Snap analysis: a blow to Opec, but a boost to Trump?

The UAE’s decision to quit Opec is a blow to the group, but could potentially please the White House.

Under normal times, Opec’s production quotas restrict how much oil a member state can sell on the markets. Once the UAE has left, it will be free to pump more – which could push down prices.

Of course, that’s not a factor until the strait of Hormuz is reopened.

But it could put downward pressure on prices in the long term. Back in 2018, President Donald Trump on Friday accused Opec of keeping oil prices artificially high, by restraining how much oil was being released onto the markets.

Opec hasn’t always managed to stay united. In March 2020 they failed to agree production cuts when the Covid-19 pandemic hit the world economy, before agreeing a deal the next month.

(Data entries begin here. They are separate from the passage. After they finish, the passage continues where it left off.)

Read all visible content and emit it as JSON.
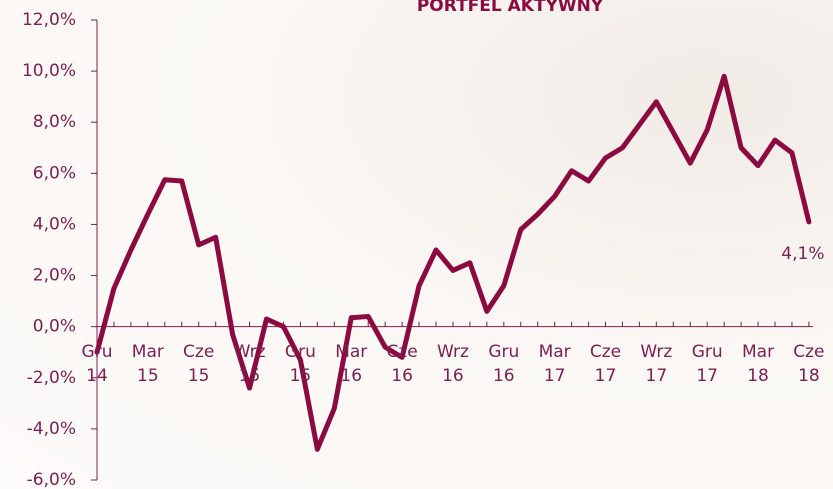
{
  "chart_data": {
    "type": "line",
    "title": "PORTFEL AKTYWNY",
    "categories": [
      "Gru 14",
      null,
      null,
      "Mar 15",
      null,
      null,
      "Cze 15",
      null,
      null,
      "Wrz 15",
      null,
      null,
      "Gru 15",
      null,
      null,
      "Mar 16",
      null,
      null,
      "Cze 16",
      null,
      null,
      "Wrz 16",
      null,
      null,
      "Gru 16",
      null,
      null,
      "Mar 17",
      null,
      null,
      "Cze 17",
      null,
      null,
      "Wrz 17",
      null,
      null,
      "Gru 17",
      null,
      null,
      "Mar 18",
      null,
      null,
      "Cze 18"
    ],
    "series": [
      {
        "name": null,
        "color": "#8b0a3f",
        "values": [
          -1.0,
          1.5,
          3.0,
          4.4,
          5.75,
          5.7,
          3.2,
          3.5,
          -0.3,
          -2.4,
          0.3,
          0.0,
          -1.3,
          -4.8,
          -3.2,
          0.35,
          0.4,
          -0.8,
          -1.2,
          1.6,
          3.0,
          2.2,
          2.5,
          0.6,
          1.6,
          3.8,
          4.4,
          5.1,
          6.1,
          5.7,
          6.6,
          7.0,
          7.9,
          8.8,
          7.6,
          6.4,
          7.7,
          9.8,
          7.0,
          6.3,
          7.3,
          6.8,
          4.1
        ],
        "value_labels": [
          null,
          null,
          null,
          null,
          null,
          null,
          null,
          null,
          null,
          null,
          null,
          null,
          null,
          null,
          null,
          null,
          null,
          null,
          null,
          null,
          null,
          null,
          null,
          null,
          null,
          null,
          null,
          null,
          null,
          null,
          null,
          null,
          null,
          null,
          null,
          null,
          null,
          null,
          null,
          null,
          null,
          null,
          "4,1%"
        ]
      }
    ],
    "ylim": [
      -6,
      12
    ],
    "yticks": [
      {
        "value": -6,
        "label": "-6,0%"
      },
      {
        "value": -4,
        "label": "-4,0%"
      },
      {
        "value": -2,
        "label": "-2,0%"
      },
      {
        "value": 0,
        "label": "0,0%"
      },
      {
        "value": 2,
        "label": "2,0%"
      },
      {
        "value": 4,
        "label": "4,0%"
      },
      {
        "value": 6,
        "label": "6,0%"
      },
      {
        "value": 8,
        "label": "8,0%"
      },
      {
        "value": 10,
        "label": "10,0%"
      },
      {
        "value": 12,
        "label": "12,0%"
      }
    ]
  }
}
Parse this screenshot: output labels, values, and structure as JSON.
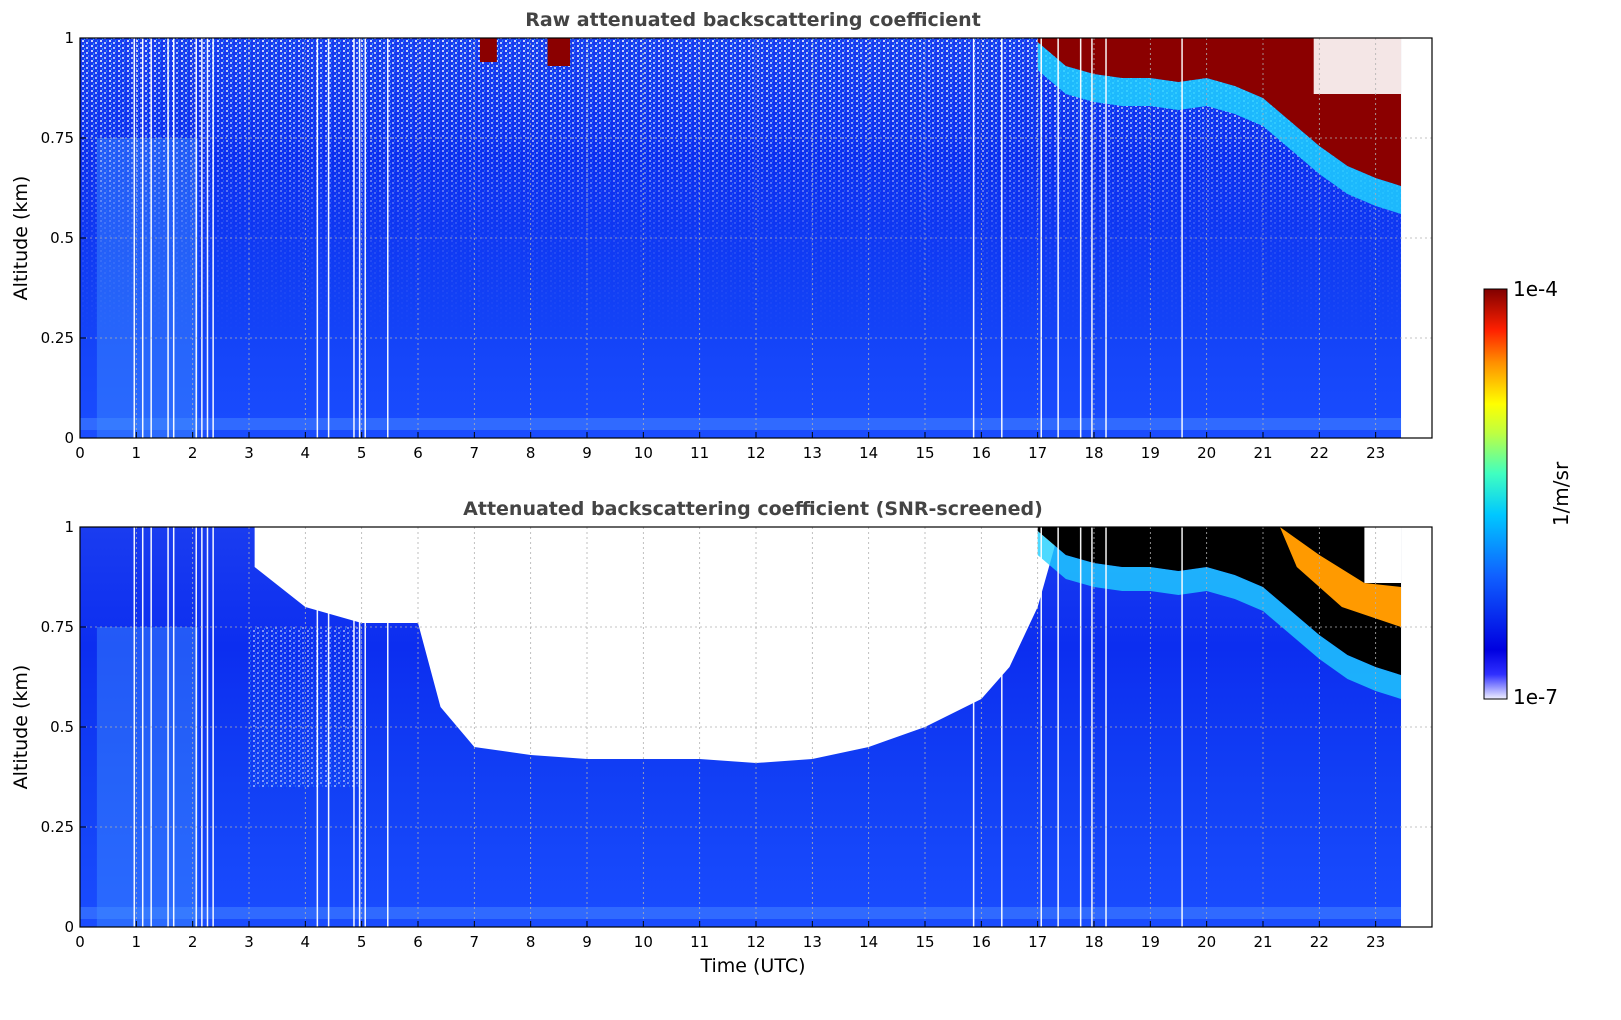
{
  "chart_data": [
    {
      "type": "heatmap",
      "title": "Raw attenuated backscattering coefficient",
      "xlabel": "",
      "ylabel": "Altitude (km)",
      "x_ticks": [
        "0",
        "1",
        "2",
        "3",
        "4",
        "5",
        "6",
        "7",
        "8",
        "9",
        "10",
        "11",
        "12",
        "13",
        "14",
        "15",
        "16",
        "17",
        "18",
        "19",
        "20",
        "21",
        "22",
        "23"
      ],
      "y_ticks": [
        "0",
        "0.25",
        "0.5",
        "0.75",
        "1"
      ],
      "xlim": [
        0,
        24
      ],
      "ylim": [
        0,
        1
      ],
      "grid": true,
      "cloud_base_km": [
        {
          "t": 17.0,
          "z": 0.99
        },
        {
          "t": 17.5,
          "z": 0.93
        },
        {
          "t": 18.0,
          "z": 0.91
        },
        {
          "t": 18.5,
          "z": 0.9
        },
        {
          "t": 19.0,
          "z": 0.9
        },
        {
          "t": 19.5,
          "z": 0.89
        },
        {
          "t": 20.0,
          "z": 0.9
        },
        {
          "t": 20.5,
          "z": 0.88
        },
        {
          "t": 21.0,
          "z": 0.85
        },
        {
          "t": 21.5,
          "z": 0.79
        },
        {
          "t": 22.0,
          "z": 0.73
        },
        {
          "t": 22.5,
          "z": 0.68
        },
        {
          "t": 23.0,
          "z": 0.65
        },
        {
          "t": 23.45,
          "z": 0.63
        }
      ]
    },
    {
      "type": "heatmap",
      "title": "Attenuated backscattering coefficient (SNR-screened)",
      "xlabel": "Time (UTC)",
      "ylabel": "Altitude (km)",
      "x_ticks": [
        "0",
        "1",
        "2",
        "3",
        "4",
        "5",
        "6",
        "7",
        "8",
        "9",
        "10",
        "11",
        "12",
        "13",
        "14",
        "15",
        "16",
        "17",
        "18",
        "19",
        "20",
        "21",
        "22",
        "23"
      ],
      "y_ticks": [
        "0",
        "0.25",
        "0.5",
        "0.75",
        "1"
      ],
      "xlim": [
        0,
        24
      ],
      "ylim": [
        0,
        1
      ],
      "grid": true,
      "screened_lower_boundary_km": [
        {
          "t": 3.1,
          "z": 0.9
        },
        {
          "t": 4.0,
          "z": 0.8
        },
        {
          "t": 5.0,
          "z": 0.76
        },
        {
          "t": 6.0,
          "z": 0.76
        },
        {
          "t": 6.4,
          "z": 0.55
        },
        {
          "t": 7.0,
          "z": 0.45
        },
        {
          "t": 8.0,
          "z": 0.43
        },
        {
          "t": 9.0,
          "z": 0.42
        },
        {
          "t": 10.0,
          "z": 0.42
        },
        {
          "t": 11.0,
          "z": 0.42
        },
        {
          "t": 12.0,
          "z": 0.41
        },
        {
          "t": 13.0,
          "z": 0.42
        },
        {
          "t": 14.0,
          "z": 0.45
        },
        {
          "t": 15.0,
          "z": 0.5
        },
        {
          "t": 16.0,
          "z": 0.57
        },
        {
          "t": 16.5,
          "z": 0.65
        },
        {
          "t": 17.0,
          "z": 0.8
        },
        {
          "t": 17.3,
          "z": 0.95
        }
      ]
    }
  ],
  "colorbar": {
    "label": "1/m/sr",
    "max_label": "1e-4",
    "min_label": "1e-7",
    "colormap": "jet"
  }
}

Opec currently includes 12 members, including Iran, Iraq, Saudi Arabia and Kuwait. The current Middle East conflict has created tensions within the group.

In March, Iran launched a successful drone attack on the UAE’s Shah gas field, and also attacked the United Arab Emirates port of Fujairah – which lies just outside the strait of Hormuz, while its other ​export hubs are located within the Gulf.

Tensions have also been growing between the UAE and Saudi Arabia, which is the dominant player within Opec. The two countries have been supporting different groups in Yemen – culminating in Saudi Arabia bombing what it said was a shipment of weapons for Yemeni separatists that had arrived from the UAE in December.